Aku berhenti sejenak di sebuah warung kecil di pinggir jalan. Seorang ibu dengan rambut hitam yang diikat rapi dengan anaknya yang masih kecil-mungil menyambutku dengan senyuman hangat. Aku memesan secangkir kopi panas dan sepiring pisang goreng. Sambil menikmati kopi dan pisang goreng sarapan pagi, aku mendengarkan cerita-cerita para ibu-ibu tentang kehidupan mata pencaharian di Desa Balawaian. Mereka berprofesi: perawat posyandu desa, guru TK, dan pedagang. Setelah selesai minum kopi, aku beranjak untuk kembali ke balai.

ngopi sambil diskusi di warung

Aku terus berjalan, menikmati setiap momen di desa ini. Keindahan alamnya yang masih asri, keramahan penduduknya, dan kearifan lokal yang masih terjaga membuatku merasa damai dan tenteram. Di sini, aku merasa jauh dari kesibukan dan stres kehidupan kota. Setelah beberapa menit berjalan, tiba di balai desa. Perasaanku dipenuhi dengan rasa bahagia dan puas. Aku bersyukur atas kesempatan yang diberikan untuk mengunjungi desa ini dan merasakan langsung keramahan penduduknya serta keindahan alamnya. Aku yakin akan kembali lagi ke sini suatu saat nanti.

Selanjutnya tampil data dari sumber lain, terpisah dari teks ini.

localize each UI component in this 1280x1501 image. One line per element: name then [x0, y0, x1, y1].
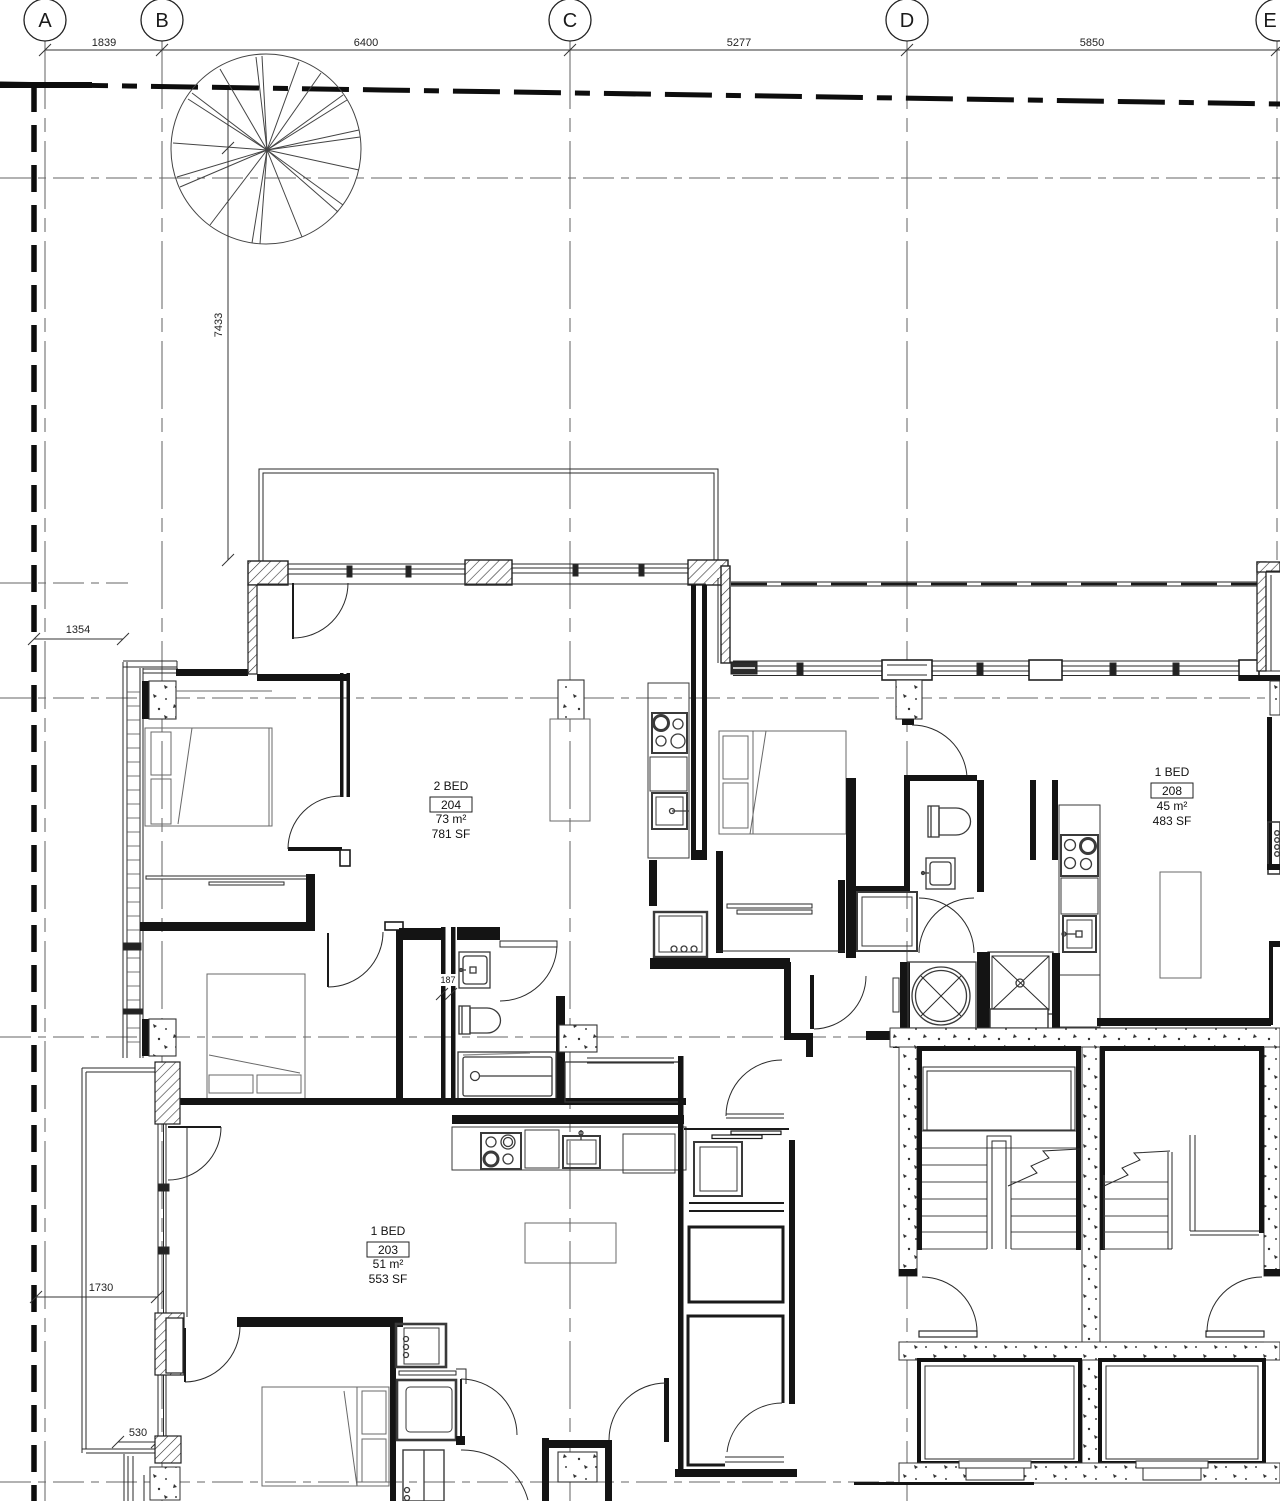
svg-text:5277: 5277 [727, 37, 751, 49]
svg-text:530: 530 [129, 1427, 147, 1439]
svg-text:73 m²: 73 m² [436, 812, 467, 826]
svg-text:1839: 1839 [92, 37, 116, 49]
svg-text:483 SF: 483 SF [1153, 814, 1192, 828]
svg-text:45 m²: 45 m² [1157, 799, 1188, 813]
svg-text:B: B [155, 10, 168, 32]
svg-text:204: 204 [441, 798, 461, 812]
svg-text:781 SF: 781 SF [432, 827, 471, 841]
svg-text:1 BED: 1 BED [371, 1224, 406, 1238]
svg-text:D: D [900, 10, 914, 32]
svg-text:7433: 7433 [213, 313, 225, 337]
svg-text:E: E [1263, 10, 1276, 32]
svg-text:187: 187 [440, 975, 455, 985]
svg-text:208: 208 [1162, 784, 1182, 798]
svg-text:1354: 1354 [66, 624, 90, 636]
svg-text:6400: 6400 [354, 37, 378, 49]
svg-text:1 BED: 1 BED [1155, 765, 1190, 779]
svg-text:5850: 5850 [1080, 37, 1104, 49]
svg-text:553 SF: 553 SF [369, 1272, 408, 1286]
svg-text:203: 203 [378, 1243, 398, 1257]
svg-text:1730: 1730 [89, 1282, 113, 1294]
svg-text:C: C [563, 10, 577, 32]
svg-text:2 BED: 2 BED [434, 779, 469, 793]
svg-text:A: A [38, 10, 52, 32]
svg-text:51 m²: 51 m² [373, 1257, 404, 1271]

Pada malam harinya, aku pamit seraya bersalaman dengan beberapa penduduk Desa Balawaian. Aku meninggalkan perbukitan Meratus sekaligus Balai Adat Balawaian dengan hati yang penuh kenangan indah. Aku belajar banyak tentang budaya dan tradisi Urang Meratus, dan juga merasakan keramahan dan kehangatan mereka.

“Terima kasih, sampai jumpa lagi”, seraya berkata mengakhiri kisah perjalanan ini.